Laugh at me while you can. The last laugh is mine, for it is my stainless steel table you will lie on. The water that flushes away your blood and offal and the last perspiration you ever perspired will be charged to my bill. We’ll see how you like it then when there’s no one left in the round world to snigger to.

At the Bellystretcher he seated himself next to a pair of oldtimers in overalls and denim jumpers and ordered his coffee. He nodded to the two men and they gave him back little nods so distant as to barely qualify as greetings. A fierce anger perpetually ached in him but he’d learned to bank it. The living are capable of revenge the dead cannot exact. He just went back to sugaring his coffee.

He had a horror of people but he’d learned to control this too. All he had to do was imagine them naked and dead on his table with the pump humming their blood away and he’d be able to hold his own.

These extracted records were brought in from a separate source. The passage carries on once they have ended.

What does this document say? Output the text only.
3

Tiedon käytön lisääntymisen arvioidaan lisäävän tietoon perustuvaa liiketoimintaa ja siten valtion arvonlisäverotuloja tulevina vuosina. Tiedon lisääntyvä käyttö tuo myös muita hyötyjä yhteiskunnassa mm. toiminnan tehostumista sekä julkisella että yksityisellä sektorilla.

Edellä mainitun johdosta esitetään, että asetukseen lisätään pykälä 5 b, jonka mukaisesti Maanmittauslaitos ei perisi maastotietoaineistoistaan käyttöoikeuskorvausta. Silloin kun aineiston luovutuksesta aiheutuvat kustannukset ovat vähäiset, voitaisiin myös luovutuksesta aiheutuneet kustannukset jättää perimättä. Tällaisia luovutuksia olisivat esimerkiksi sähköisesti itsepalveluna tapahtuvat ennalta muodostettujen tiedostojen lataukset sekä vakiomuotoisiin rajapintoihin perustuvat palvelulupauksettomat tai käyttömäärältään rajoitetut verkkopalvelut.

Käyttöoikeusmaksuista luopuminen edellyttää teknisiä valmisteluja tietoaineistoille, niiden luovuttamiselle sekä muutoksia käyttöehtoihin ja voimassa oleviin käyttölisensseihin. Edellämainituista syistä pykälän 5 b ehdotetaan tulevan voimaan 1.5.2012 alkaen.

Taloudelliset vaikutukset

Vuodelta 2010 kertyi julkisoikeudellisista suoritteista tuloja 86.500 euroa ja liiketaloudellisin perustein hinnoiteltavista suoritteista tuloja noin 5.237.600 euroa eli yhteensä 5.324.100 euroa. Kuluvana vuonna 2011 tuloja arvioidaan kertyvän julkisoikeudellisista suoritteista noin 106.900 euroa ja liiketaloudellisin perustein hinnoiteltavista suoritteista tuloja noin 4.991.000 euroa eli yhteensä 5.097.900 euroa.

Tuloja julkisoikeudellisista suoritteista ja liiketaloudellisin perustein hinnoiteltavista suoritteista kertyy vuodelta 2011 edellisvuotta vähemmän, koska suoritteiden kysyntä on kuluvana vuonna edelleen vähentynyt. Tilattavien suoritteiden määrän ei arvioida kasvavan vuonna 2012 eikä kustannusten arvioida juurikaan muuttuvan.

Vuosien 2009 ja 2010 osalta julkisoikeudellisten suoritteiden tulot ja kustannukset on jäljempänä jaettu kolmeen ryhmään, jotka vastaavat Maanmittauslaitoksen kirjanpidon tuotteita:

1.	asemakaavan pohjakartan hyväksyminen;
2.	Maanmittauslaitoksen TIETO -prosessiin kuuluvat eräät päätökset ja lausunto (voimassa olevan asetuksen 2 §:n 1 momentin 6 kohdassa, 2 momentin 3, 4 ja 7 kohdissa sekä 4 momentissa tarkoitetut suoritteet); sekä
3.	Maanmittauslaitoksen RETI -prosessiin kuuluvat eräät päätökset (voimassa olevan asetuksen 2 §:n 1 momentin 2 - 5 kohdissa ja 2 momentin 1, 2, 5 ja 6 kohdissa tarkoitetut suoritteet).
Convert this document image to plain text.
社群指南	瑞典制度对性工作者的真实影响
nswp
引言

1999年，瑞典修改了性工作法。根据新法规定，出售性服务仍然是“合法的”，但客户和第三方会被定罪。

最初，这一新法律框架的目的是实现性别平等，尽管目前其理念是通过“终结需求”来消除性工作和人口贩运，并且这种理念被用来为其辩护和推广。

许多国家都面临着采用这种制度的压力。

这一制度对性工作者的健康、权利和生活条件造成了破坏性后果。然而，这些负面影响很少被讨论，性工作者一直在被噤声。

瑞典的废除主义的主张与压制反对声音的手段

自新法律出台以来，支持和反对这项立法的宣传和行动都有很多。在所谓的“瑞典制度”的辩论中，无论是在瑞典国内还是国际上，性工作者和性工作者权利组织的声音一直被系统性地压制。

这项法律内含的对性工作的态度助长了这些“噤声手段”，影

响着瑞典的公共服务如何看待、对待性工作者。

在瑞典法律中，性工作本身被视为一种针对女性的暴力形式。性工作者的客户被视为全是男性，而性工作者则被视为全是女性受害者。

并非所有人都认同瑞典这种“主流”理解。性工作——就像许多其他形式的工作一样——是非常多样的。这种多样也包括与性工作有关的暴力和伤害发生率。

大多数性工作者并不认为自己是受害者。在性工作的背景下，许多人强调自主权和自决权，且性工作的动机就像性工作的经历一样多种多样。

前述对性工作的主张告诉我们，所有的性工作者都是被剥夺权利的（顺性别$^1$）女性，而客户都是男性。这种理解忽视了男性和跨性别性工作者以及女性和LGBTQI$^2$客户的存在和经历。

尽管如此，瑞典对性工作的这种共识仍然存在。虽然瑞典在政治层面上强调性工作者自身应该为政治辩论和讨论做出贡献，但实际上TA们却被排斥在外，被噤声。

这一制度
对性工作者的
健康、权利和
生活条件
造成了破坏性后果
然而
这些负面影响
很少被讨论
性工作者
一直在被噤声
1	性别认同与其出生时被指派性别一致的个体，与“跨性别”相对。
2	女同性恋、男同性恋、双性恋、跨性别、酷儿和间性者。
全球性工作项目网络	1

But on this morning one of the old men would not let him be. He kept sniffing the air ostentatiously and nudging the other oldtimer in the ribs, and after awhile he said, Somethin sure does smell sweet.

The other nodded. Flowers damn sure in bloom somewhere, he said. Breece pretended he didn’t hear him.

The man said, Somebody sure does smell good in here.

Breece turned to face him. He dreamed the old man’s face ashen and slackjawed, the rheumy eyes dry and staring.

Well, it’s obvious it’s not you, he said conversationally. You smell like cow shit and Sloan’s liniment.

It took all he had to say it. He commenced drinking his coffee though it was so hot it almost scalded his throat. The man next rose with his coffee and moved a few stools down. Breece finished his coffee and set the cup down hard. He laid too much money on the counter and rose and went out. The door closed behind him and the small bell chimed once and ceased.

You best leave him alone, Shorty, one of the men called. He ain’t just right in the head. One of these days he’s going to pull out a sawedoff shotgun about a yard long and put you to sleep. Then he’ll drag you by the hair of the head up the street to his parlor and embalm your dead ass.

Hell, I didn’t do nothin, Shorty said. The truth shall set you free. He did smell good. Put me in mind of an old gal off Tom’s Creek I used to go with.



It rained for four more nights and Tyler and his sister opened as many graves. These were nights of cold winter drizzles and sullen heavens with no one about and they felt perhaps rightly that the dark belonged to them. She seemed possessed by this folly. He’d begun to think her mad. Had begun to accept that this madness had infected him as well. For they both by now moved in a peculiar detachment from reality.